La profetica fattoria di Orwell

ATTUALITÀ

Avevamo sempre creduto che il romanzo di George Orwell, “La fattoria degli animali”, si riferisse alla degenerazione democratica avvenuta nell’Urss sovietica con l’avvento del comunismo di Stalin; purtroppo, dai molti sintomi che avvertiamo, sembra che Orwell sia stato profetico e descriva in modo esemplare quanto quotidianamente ci propina di democrazia illiberale il governo Meloni.
Non è tanto un problema di trovare dei parallelismi più o meno metaforici (il mulino della fattoria e il ponte sullo stretto), quanto più il progressivo processo di deterioramento democratico in atto.

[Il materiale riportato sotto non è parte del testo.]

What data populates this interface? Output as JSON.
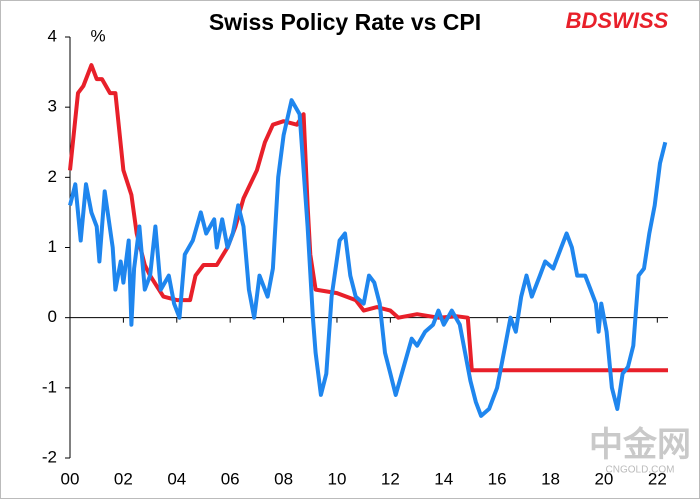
{
  "chart_data": {
    "type": "line",
    "title": "Swiss Policy Rate vs CPI",
    "y_label": "%",
    "brand": "BDSWISS",
    "watermark": "中金网",
    "watermark_url": "CNGOLD.COM",
    "xlim": [
      0,
      22.4
    ],
    "ylim": [
      -2,
      4
    ],
    "xticks": [
      {
        "value": 0,
        "label": "00"
      },
      {
        "value": 2,
        "label": "02"
      },
      {
        "value": 4,
        "label": "04"
      },
      {
        "value": 6,
        "label": "06"
      },
      {
        "value": 8,
        "label": "08"
      },
      {
        "value": 10,
        "label": "10"
      },
      {
        "value": 12,
        "label": "12"
      },
      {
        "value": 14,
        "label": "14"
      },
      {
        "value": 16,
        "label": "16"
      },
      {
        "value": 18,
        "label": "18"
      },
      {
        "value": 20,
        "label": "20"
      },
      {
        "value": 22,
        "label": "22"
      }
    ],
    "yticks": [
      -2,
      -1,
      0,
      1,
      2,
      3,
      4
    ],
    "series": [
      {
        "color": "#e8202a",
        "x": [
          0,
          0.3,
          0.5,
          0.7,
          0.8,
          1.0,
          1.2,
          1.5,
          1.7,
          2.0,
          2.3,
          2.5,
          2.8,
          3.0,
          3.5,
          4.0,
          4.5,
          4.7,
          5.0,
          5.5,
          5.9,
          6.2,
          6.5,
          7.0,
          7.3,
          7.6,
          8.0,
          8.5,
          8.75,
          8.9,
          9.0,
          9.2,
          10.0,
          10.7,
          11.0,
          11.5,
          12.0,
          12.3,
          13.0,
          13.8,
          14.5,
          14.9,
          15.05,
          22.4
        ],
        "values": [
          2.1,
          3.2,
          3.3,
          3.5,
          3.6,
          3.4,
          3.4,
          3.2,
          3.2,
          2.1,
          1.75,
          1.2,
          0.75,
          0.6,
          0.3,
          0.25,
          0.25,
          0.6,
          0.75,
          0.75,
          1.0,
          1.3,
          1.7,
          2.1,
          2.5,
          2.75,
          2.8,
          2.75,
          2.9,
          1.6,
          0.9,
          0.4,
          0.35,
          0.25,
          0.1,
          0.15,
          0.1,
          0.0,
          0.05,
          0.0,
          0.02,
          0.0,
          -0.75,
          -0.75
        ]
      },
      {
        "color": "#1f86ee",
        "x": [
          0,
          0.2,
          0.4,
          0.6,
          0.8,
          1.0,
          1.1,
          1.3,
          1.6,
          1.7,
          1.9,
          2.0,
          2.2,
          2.3,
          2.4,
          2.6,
          2.8,
          3.0,
          3.2,
          3.4,
          3.7,
          3.9,
          4.1,
          4.3,
          4.6,
          4.9,
          5.1,
          5.4,
          5.5,
          5.7,
          5.9,
          6.1,
          6.3,
          6.5,
          6.7,
          6.9,
          7.1,
          7.4,
          7.6,
          7.8,
          8.0,
          8.3,
          8.6,
          8.9,
          9.1,
          9.2,
          9.4,
          9.6,
          9.8,
          10.1,
          10.3,
          10.5,
          10.7,
          11.0,
          11.2,
          11.4,
          11.6,
          11.8,
          12.0,
          12.2,
          12.5,
          12.8,
          13.0,
          13.3,
          13.6,
          13.8,
          14.0,
          14.3,
          14.6,
          14.8,
          15.0,
          15.2,
          15.4,
          15.7,
          16.0,
          16.3,
          16.5,
          16.7,
          16.9,
          17.1,
          17.3,
          17.6,
          17.8,
          18.1,
          18.4,
          18.6,
          18.8,
          19.0,
          19.3,
          19.5,
          19.7,
          19.8,
          19.9,
          20.1,
          20.3,
          20.5,
          20.7,
          20.9,
          21.1,
          21.3,
          21.5,
          21.7,
          21.9,
          22.1,
          22.3
        ],
        "values": [
          1.6,
          1.9,
          1.1,
          1.9,
          1.5,
          1.3,
          0.8,
          1.8,
          1.0,
          0.4,
          0.8,
          0.5,
          1.1,
          -0.1,
          0.7,
          1.3,
          0.4,
          0.6,
          1.3,
          0.4,
          0.6,
          0.2,
          0.0,
          0.9,
          1.1,
          1.5,
          1.2,
          1.4,
          1.0,
          1.4,
          1.0,
          1.2,
          1.6,
          1.3,
          0.4,
          0.0,
          0.6,
          0.3,
          0.7,
          2.0,
          2.6,
          3.1,
          2.9,
          1.3,
          0.0,
          -0.5,
          -1.1,
          -0.8,
          0.3,
          1.1,
          1.2,
          0.6,
          0.3,
          0.2,
          0.6,
          0.5,
          0.2,
          -0.5,
          -0.8,
          -1.1,
          -0.7,
          -0.3,
          -0.4,
          -0.2,
          -0.1,
          0.1,
          -0.1,
          0.1,
          -0.1,
          -0.5,
          -0.9,
          -1.2,
          -1.4,
          -1.3,
          -1.0,
          -0.4,
          0.0,
          -0.2,
          0.3,
          0.6,
          0.3,
          0.6,
          0.8,
          0.7,
          1.0,
          1.2,
          1.0,
          0.6,
          0.6,
          0.4,
          0.2,
          -0.2,
          0.2,
          -0.2,
          -1.0,
          -1.3,
          -0.8,
          -0.7,
          -0.4,
          0.6,
          0.7,
          1.2,
          1.6,
          2.2,
          2.5
        ]
      }
    ]
  }
}
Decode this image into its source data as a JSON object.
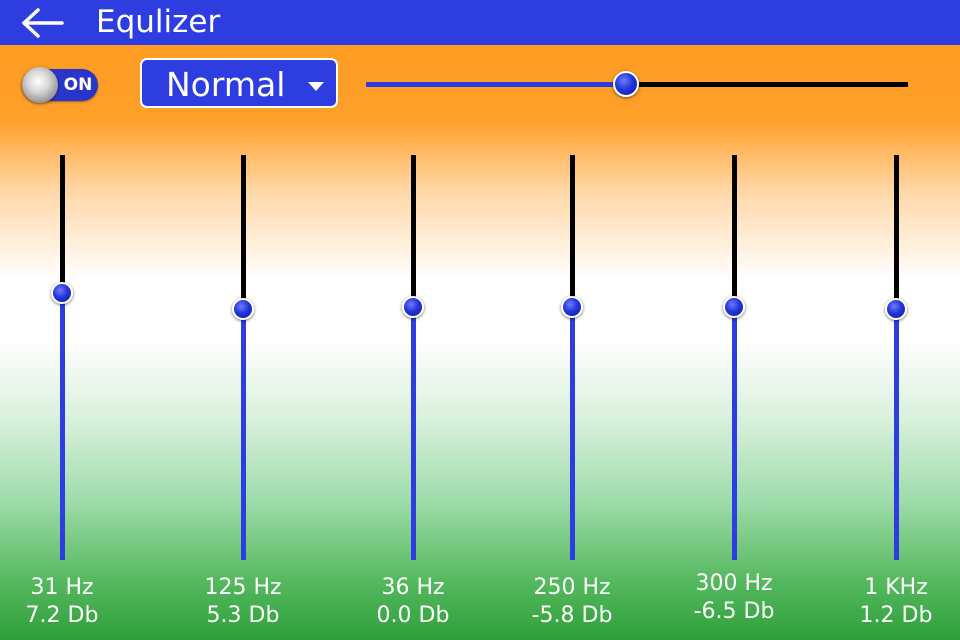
{
  "header": {
    "title": "Equlizer",
    "back_icon": "arrow-left-icon"
  },
  "toggle": {
    "label": "ON",
    "state": "on"
  },
  "preset": {
    "value": "Normal",
    "caret_icon": "caret-down-icon"
  },
  "master_slider": {
    "level": 0.48
  },
  "bands": [
    {
      "freq": "31 Hz",
      "gain": "7.2 Db",
      "level": 0.66
    },
    {
      "freq": "125 Hz",
      "gain": "5.3 Db",
      "level": 0.62
    },
    {
      "freq": "36 Hz",
      "gain": "0.0 Db",
      "level": 0.625
    },
    {
      "freq": "250 Hz",
      "gain": "-5.8 Db",
      "level": 0.625
    },
    {
      "freq": "300 Hz",
      "gain": "-6.5 Db",
      "level": 0.625
    },
    {
      "freq": "1 KHz",
      "gain": "1.2 Db",
      "level": 0.62
    }
  ],
  "colors": {
    "accent": "#2d3de0",
    "orange": "#ff9a1f",
    "green": "#2e9f39"
  }
}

Ricordiamo che gli animali della fattoria di mr. Jones avevano scritto a caratteri cubitali i principi e gli ideali della loro rivoluzione sul muro del granaio, da dove, per le successive riforme costituzionali (tutte dettate da un apparente razionale buon senso dei governanti), uno dopo l’altro erano spariti o erano stati modificati, finendo per svuotare o tradire il sistema democratico su cui si basavano.
Esattamente come l’idea stessa del premierato che, comunque lo si guardi, dimostra l’intenzione di rompere l’equilibrio tra i tre poteri dello Stato, legislativo, esecutivo e giudiziario, cioè scardinare la struttura democratica prevista dalla Costituzione Italiana, a favore del potere esecutivo.
Nel contempo si stanno elaborando provvedimenti per sottoporre il potere giudiziario, che per sua natura deve essere autonomo e indipendente, al controllo governativo, cioè dell’esecutivo, in modo da poterlo condizionare.
Parcellizzato in provvedimenti singoli, dall’apparenza persino plausibile, riesce difficile per il cittadino ricomporre le varie misure man mano adottate in un quadro d’insieme, dove il proposito di scardinare il sistema democratico costituzionalmente previsto, risulta ben evidente.
Tutto questo naturalmente è frutto di una mentalità che considera una inopportuna iattura il fatto che tutti i cittadini siano da considerarsi uguali nei loro diritti e nei loro doveri. Serve piuttosto una massa amorfa da manipolare con gli stessi criteri della pubblicità, così come bisogna distinguere chi tra loro deve, volente o nolente, pagare le tasse, e chi le tasse non le paga, perché, per racimolare voti, viene continuamente condonato dal governo; squallidi personaggi ci vogliono far credere che si tratti di un problema di ‘pace sociale’ e non di una totale ingiustizia, una beffa per il cittadino onesto, per i Gondrand che muoiono di lavoro.
E veniamo alla par condicio del governo Meloni, recentemente modificata in vista della campagna elettorale per le prossime elezioni europee. La trovata furbesca, nel suo genere una genialata, è stata quella di scorporare il tempo non contingentato dato al governo, per le comunicazioni istituzionali, da quello per la propaganda politica, da spartirsi tra le varie liste. Come se sia davvero possibile, quando parlano la Meloni, Salvini e Tajani distinguere una asettica funzione istituzionale dall’inevitabile, intrinseco risvolto politico e propagandistico. Con questa “par condicio” la prossima campagna elettorale sarà più o meno come una gara in cui un concorrente parte dall’arrivo, e non dai blocchi di partenza come tutti gli altri. Farà fatica a non vincere!
Ma forse quello che più ci ha ricordato il romanzo di Orwell è la comunicazione sociale gestita attraverso un coro di pecore che ossessivamente beee-lano slogan su quello che Napoleon vuole farci credere sia il paradiso in cui viviamo.
Andando avanti di questo passo è facile prevedere che, come gli animali della fattoria di Orwell, una mattina al posto degli articoli della Costituzione Repubblicana, nata dalla Resistenza antifascista, ci troveremo a leggere un unico articolo secondo cui di fronte alla legge “tutti i cittadini sono uguali, ma alcuni sono più uguali degli altri!”